A Practical Example: The Fire Web Server
When I first sat down to write this article, I recalled that my own learning experience was made somewhat difficult by the relative dearth of real-world examples. The same was true of my experience learning about some of the more esoteric Windows Sockets APIs. As these are both important Windows innovations, I decided to develop a simple, multithreaded web server that demonstrates the use of both. It is named in honor of my friend and colleague Ray Schraff, who often tells our customers that mankind has adopted the World Wide Web faster than any technology since the invention of fire. The Fire web server (available at www.ddj.com/code/) exploits I/O completion ports and the best features of Windows Sockets to deliver respectable performance in about 500 lines of C++ code.
The main() Event
All important initialization occurs in the main function, including the initialization of the Windows socket library, registration of an event handler to capture the user's request to stop the server via CTRL-C, and creation of the listener socket.
Next, a single I/O completion port is created, followed by the creation of a small pool of worker threads. Finally, a fixed number of Connection objects (each of which manages one socket) are created.
The Connection Class
The real meat of the program lies within the implementation of the Connection class. Its constructor creates a socket, associates it with the I/O completion port previously created in the main function, and finally, issues an asynchronous request to accept a client connection.
People familiar with the standard accept API may be confused by the fact that a client socket is created prior to the call to AcceptEx, so let me explain. AcceptEx requires that the client socket be created up-front, but this minor annoyance has a payoff in the end: It lets a socket descriptor be reused for a new connection via a special call to TransmitFile. This means that a server that deals with many short-lived connections can utilize a pool of allocated sockets without incurring the cost of creating new descriptors all the time.
The rest of the Connection class is a simple state machine; any given connection may be in any of four states:
- WAIT_ACCEPT. Waiting for AcceptEx to complete.
- WAIT_REQUEST. Waiting for the client request to be complete.
- WAIT_TRANSMIT. Waiting for the response to be sent.
- WAIT_RESET. Waiting for the client socket to be reset.
Here's how things get rolling: When the Connection objects are allocated in the main function, they all issue asynchronous accept calls on their sockets. This means that shortly after startup, all connection objects are in the WAIT_ACCEPT state, until a client actually connects and the operating system wakes one of the worker threads.
The handling worker thread takes advantage of the fact that the Connection class is derived from OVERLAPPED, casts the OVERLAPPED pointer into a connection object, and assuming the pointer checks out, calls the Connection's OnIoComplete function.
OnIoComplete implements the Connection class's state machineessentially transitioning from one waiting state to another by calling the appropriate CompleteXxx function. For example, when a new client connects, the CompleteAccept method is called to perform the necessary steps to prepare the socket for actual use.
Likewise, each CompleteXxx function's last move is to issue another asynchronous I/O request, whether to read more data from the client, transmit a response, or ask that the socket be reset and ready to accept a new client.
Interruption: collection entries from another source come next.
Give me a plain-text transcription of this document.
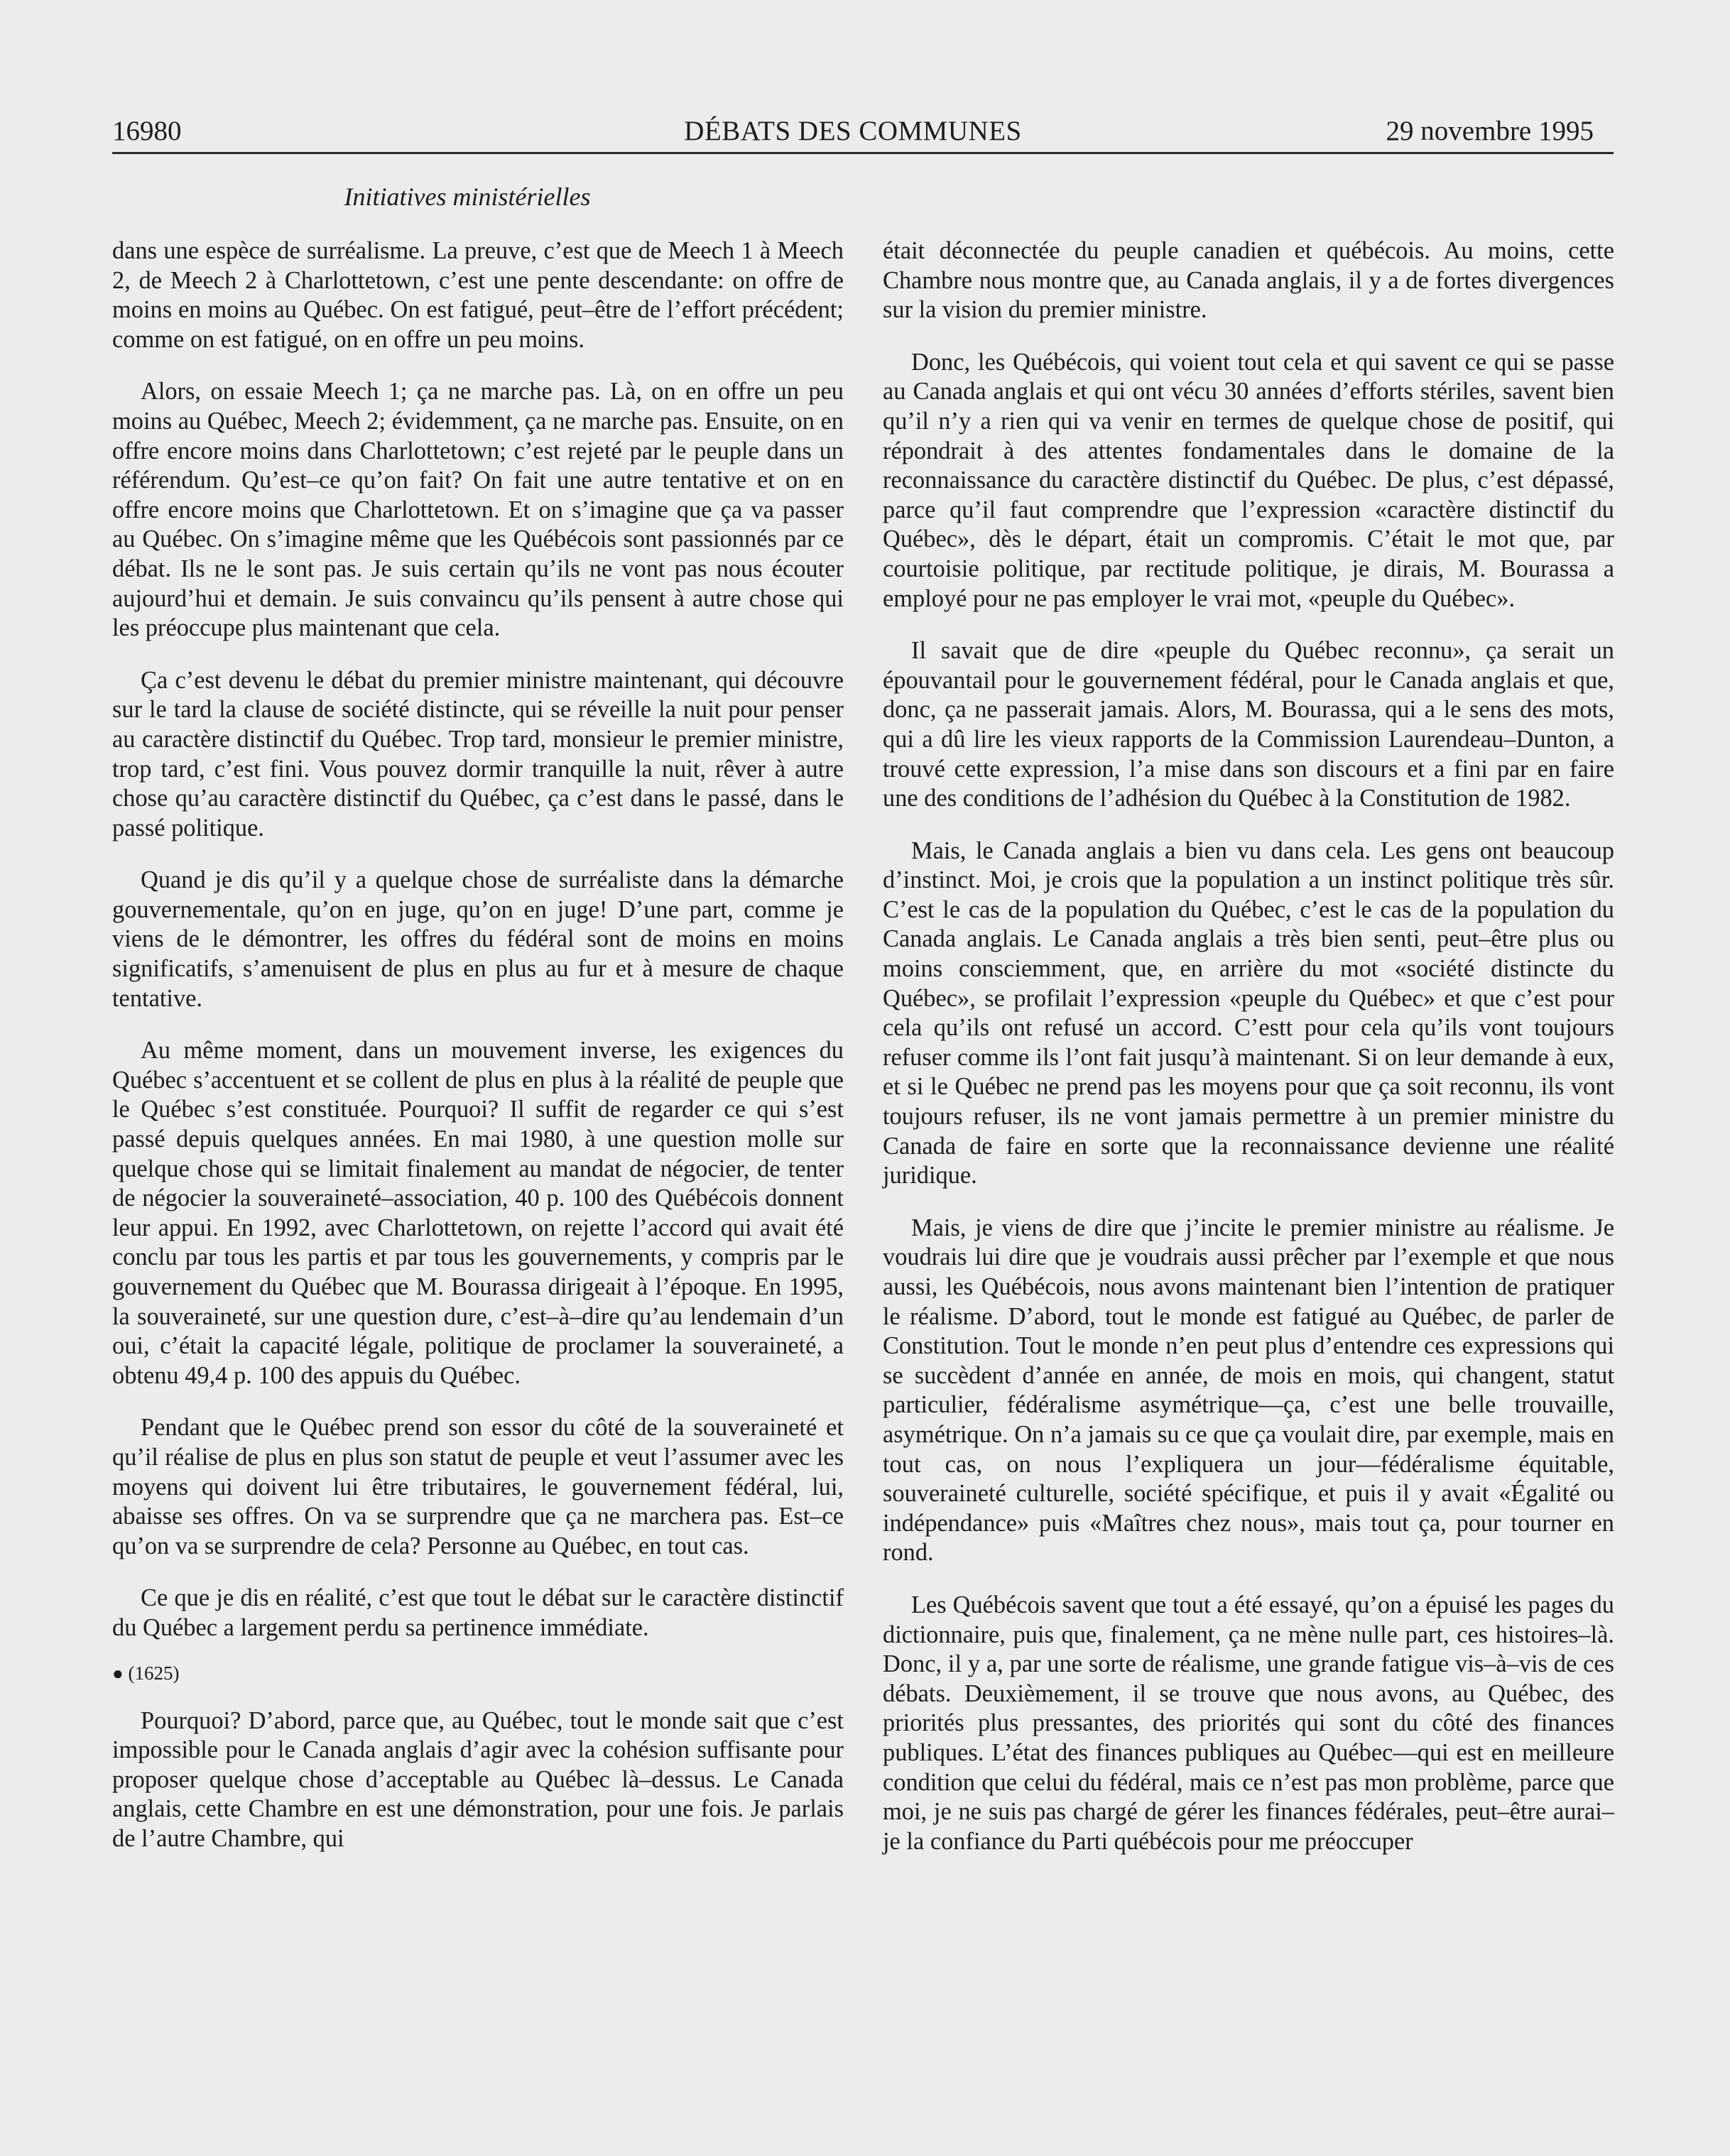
16980	DÉBATS DES COMMUNES	29 novembre 1995
Initiatives ministérielles

dans une espèce de surréalisme. La preuve, c’est que de Meech 1 à Meech 2, de Meech 2 à Charlottetown, c’est une pente descendante: on offre de moins en moins au Québec. On est fatigué, peut–être de l’effort précédent; comme on est fatigué, on en offre un peu moins.

Alors, on essaie Meech 1; ça ne marche pas. Là, on en offre un peu moins au Québec, Meech 2; évidemment, ça ne marche pas. Ensuite, on en offre encore moins dans Charlottetown; c’est rejeté par le peuple dans un référendum. Qu’est–ce qu’on fait? On fait une autre tentative et on en offre encore moins que Charlottetown. Et on s’imagine que ça va passer au Québec. On s’imagine même que les Québécois sont passionnés par ce débat. Ils ne le sont pas. Je suis certain qu’ils ne vont pas nous écouter aujourd’hui et demain. Je suis convaincu qu’ils pensent à autre chose qui les préoccupe plus maintenant que cela.

Ça c’est devenu le débat du premier ministre maintenant, qui découvre sur le tard la clause de société distincte, qui se réveille la nuit pour penser au caractère distinctif du Québec. Trop tard, monsieur le premier ministre, trop tard, c’est fini. Vous pouvez dormir tranquille la nuit, rêver à autre chose qu’au caractère distinctif du Québec, ça c’est dans le passé, dans le passé politique.

Quand je dis qu’il y a quelque chose de surréaliste dans la démarche gouvernementale, qu’on en juge, qu’on en juge! D’une part, comme je viens de le démontrer, les offres du fédéral sont de moins en moins significatifs, s’amenuisent de plus en plus au fur et à mesure de chaque tentative.

Au même moment, dans un mouvement inverse, les exigences du Québec s’accentuent et se collent de plus en plus à la réalité de peuple que le Québec s’est constituée. Pourquoi? Il suffit de regarder ce qui s’est passé depuis quelques années. En mai 1980, à une question molle sur quelque chose qui se limitait finalement au mandat de négocier, de tenter de négocier la souveraineté–association, 40 p. 100 des Québécois donnent leur appui. En 1992, avec Charlottetown, on rejette l’accord qui avait été conclu par tous les partis et par tous les gouvernements, y compris par le gouvernement du Québec que M. Bourassa dirigeait à l’époque. En 1995, la souveraineté, sur une question dure, c’est–à–dire qu’au lendemain d’un oui, c’était la capacité légale, politique de proclamer la souveraineté, a obtenu 49,4 p. 100 des appuis du Québec.

Pendant que le Québec prend son essor du côté de la souveraineté et qu’il réalise de plus en plus son statut de peuple et veut l’assumer avec les moyens qui doivent lui être tributaires, le gouvernement fédéral, lui, abaisse ses offres. On va se surprendre que ça ne marchera pas. Est–ce qu’on va se surprendre de cela? Personne au Québec, en tout cas.

Ce que je dis en réalité, c’est que tout le débat sur le caractère distinctif du Québec a largement perdu sa pertinence immédiate.

● (1625)

Pourquoi? D’abord, parce que, au Québec, tout le monde sait que c’est impossible pour le Canada anglais d’agir avec la cohésion suffisante pour proposer quelque chose d’acceptable au Québec là–dessus. Le Canada anglais, cette Chambre en est une démonstration, pour une fois. Je parlais de l’autre Chambre, qui

était déconnectée du peuple canadien et québécois. Au moins, cette Chambre nous montre que, au Canada anglais, il y a de fortes divergences sur la vision du premier ministre.

Donc, les Québécois, qui voient tout cela et qui savent ce qui se passe au Canada anglais et qui ont vécu 30 années d’efforts stériles, savent bien qu’il n’y a rien qui va venir en termes de quelque chose de positif, qui répondrait à des attentes fondamentales dans le domaine de la reconnaissance du caractère distinctif du Québec. De plus, c’est dépassé, parce qu’il faut comprendre que l’expression «caractère distinctif du Québec», dès le départ, était un compromis. C’était le mot que, par courtoisie politique, par rectitude politique, je dirais, M. Bourassa a employé pour ne pas employer le vrai mot, «peuple du Québec».

Il savait que de dire «peuple du Québec reconnu», ça serait un épouvantail pour le gouvernement fédéral, pour le Canada anglais et que, donc, ça ne passerait jamais. Alors, M. Bourassa, qui a le sens des mots, qui a dû lire les vieux rapports de la Commission Laurendeau–Dunton, a trouvé cette expression, l’a mise dans son discours et a fini par en faire une des conditions de l’adhésion du Québec à la Constitution de 1982.

Mais, le Canada anglais a bien vu dans cela. Les gens ont beaucoup d’instinct. Moi, je crois que la population a un instinct politique très sûr. C’est le cas de la population du Québec, c’est le cas de la population du Canada anglais. Le Canada anglais a très bien senti, peut–être plus ou moins consciemment, que, en arrière du mot «société distincte du Québec», se profilait l’expression «peuple du Québec» et que c’est pour cela qu’ils ont refusé un accord. C’estt pour cela qu’ils vont toujours refuser comme ils l’ont fait jusqu’à maintenant. Si on leur demande à eux, et si le Québec ne prend pas les moyens pour que ça soit reconnu, ils vont toujours refuser, ils ne vont jamais permettre à un premier ministre du Canada de faire en sorte que la reconnaissance devienne une réalité juridique.

Mais, je viens de dire que j’incite le premier ministre au réalisme. Je voudrais lui dire que je voudrais aussi prêcher par l’exemple et que nous aussi, les Québécois, nous avons maintenant bien l’intention de pratiquer le réalisme. D’abord, tout le monde est fatigué au Québec, de parler de Constitution. Tout le monde n’en peut plus d’entendre ces expressions qui se succèdent d’année en année, de mois en mois, qui changent, statut particulier, fédéralisme asymétrique—ça, c’est une belle trouvaille, asymétrique. On n’a jamais su ce que ça voulait dire, par exemple, mais en tout cas, on nous l’expliquera un jour—fédéralisme équitable, souveraineté culturelle, société spécifique, et puis il y avait «Égalité ou indépendance» puis «Maîtres chez nous», mais tout ça, pour tourner en rond.

Les Québécois savent que tout a été essayé, qu’on a épuisé les pages du dictionnaire, puis que, finalement, ça ne mène nulle part, ces histoires–là. Donc, il y a, par une sorte de réalisme, une grande fatigue vis–à–vis de ces débats. Deuxièmement, il se trouve que nous avons, au Québec, des priorités plus pressantes, des priorités qui sont du côté des finances publiques. L’état des finances publiques au Québec—qui est en meilleure condition que celui du fédéral, mais ce n’est pas mon problème, parce que moi, je ne suis pas chargé de gérer les finances fédérales, peut–être aurai–je la confiance du Parti québécois pour me préoccuper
At this point, several items merit mention when designing around I/O completion ports and asynchronous I/O. First, as has already been mentioned, because asynchronous I/O functions typically return immediately, you must ensure that any buffers passed to the calls remain valid at least until the completion event is handled. This implies heap allocation, since buffers allocated on the stack in a function get junked on exit.
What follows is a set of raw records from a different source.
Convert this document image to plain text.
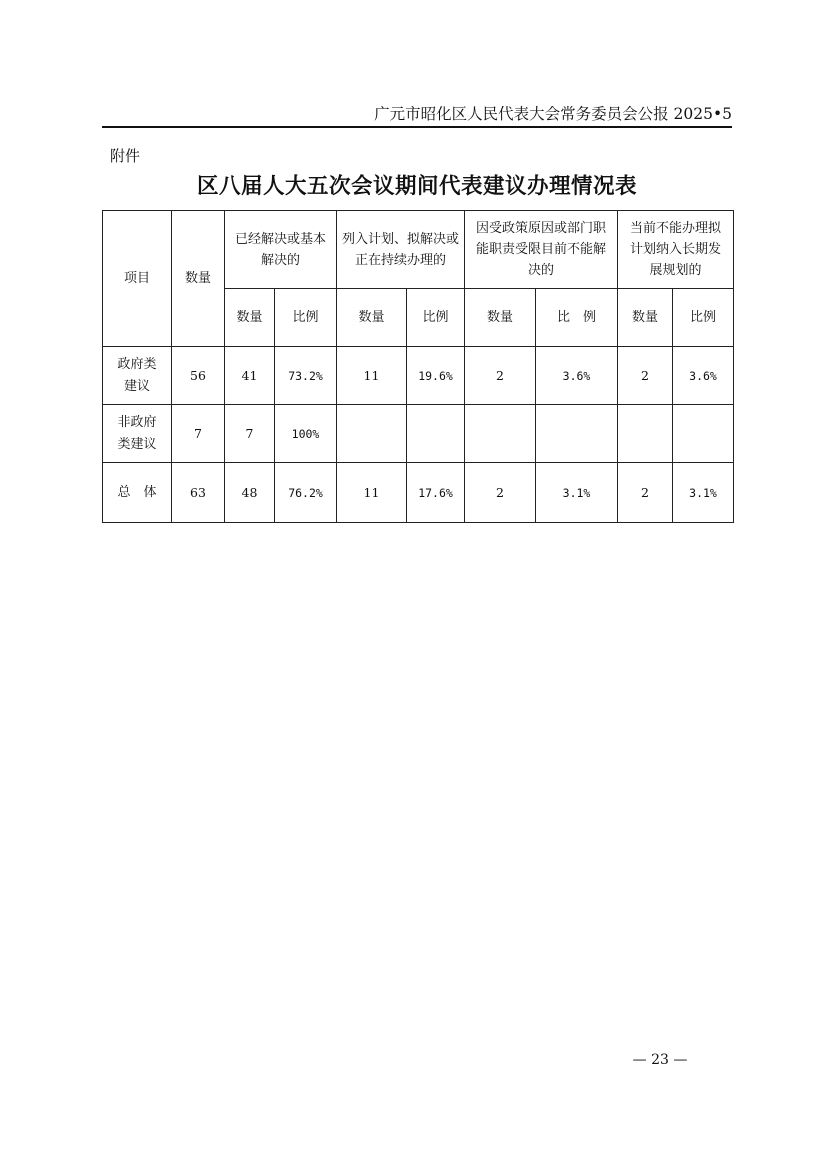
广元市昭化区人民代表大会常务委员会公报 2025•5
附件
区八届人大五次会议期间代表建议办理情况表
项目	数量	已经解决或基本解决的		列入计划、拟解决或正在持续办理的		因受政策原因或部门职能职责受限目前不能解决的		当前不能办理拟计划纳入长期发展规划的	

		数量	比例	数量	比例	数量	比　例	数量	比例

政府类建议	56	41	73.2%	11	19.6%	2	3.6%	2	3.6%

非政府类建议	7	7	100%						
总　体	63	48	76.2%	11	17.6%	2	3.1%	2	3.1%
— 23 —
Second, in a server application such as Fire, any thread could handle any connection at any time. As soon as an asynchronous file operation is issued on a descriptor, it is up to the operating system to pick a thread to run the completion routine. Put differently, there is no guaranteed affinity between the thread issuing an asynchronous I/O call and the thread receiving the completion notification. For this reason, you must design your data structures carefully in order to ensure that threads don't tromp all over each other when trying to handle a request.
Last, you must be extremely careful to design your application to avoid races and the other classes of problems that arise when writing multithreaded programs. For example, when designing Fire, I spent a considerable portion of my development time convincing myself which states were necessary to consider. I was also careful to make sure that the various asynchronous I/O requests (read data, write data, reset the socket, and so on) were always the last operations performed in any of the completion handlers.
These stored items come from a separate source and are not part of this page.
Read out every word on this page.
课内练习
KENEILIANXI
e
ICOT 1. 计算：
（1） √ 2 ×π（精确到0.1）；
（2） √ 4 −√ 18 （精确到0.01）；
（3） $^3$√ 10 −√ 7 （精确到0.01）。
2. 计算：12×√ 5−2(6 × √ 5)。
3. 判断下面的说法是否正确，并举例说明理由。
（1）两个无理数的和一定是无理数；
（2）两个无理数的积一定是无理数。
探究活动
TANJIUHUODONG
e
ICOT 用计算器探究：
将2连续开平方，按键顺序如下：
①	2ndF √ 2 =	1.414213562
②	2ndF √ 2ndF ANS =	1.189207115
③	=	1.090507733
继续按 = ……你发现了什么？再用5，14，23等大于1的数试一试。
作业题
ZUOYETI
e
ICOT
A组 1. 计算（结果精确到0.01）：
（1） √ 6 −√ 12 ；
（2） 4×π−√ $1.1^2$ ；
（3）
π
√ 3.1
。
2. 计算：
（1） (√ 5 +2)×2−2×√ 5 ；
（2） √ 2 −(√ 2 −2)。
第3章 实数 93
The reason is subtle, but clear: Were I to perform any other types of work in a handler function after issuing an I/O request, I would have a race conditionit would be possible for more than one thread to be operating on a connection object concurrently.
The benefit of all this careful planning, however, is that Fire does not require any mutual exclusion mechanism in its implementation.
The result should be that Fire scales well on multicore machines, since individual worker threads are never competing for resources.
Conclusion
I/O completion ports provide an elegant solution to the problem of writing scalable server applications that use multithreading and asynchronous I/O. While it is important to design such applications carefully to avoid certain types of problems such as race conditions or excessive resource contention, the benefits of doing so far outweigh the costs, especially considering the world of multicore, multiprocessor servers in which we now reside.
Acknowledgments
Thanks to Dave Cutler, Len Holgate, Paul Lloyd, and especially Dad for his detailed review.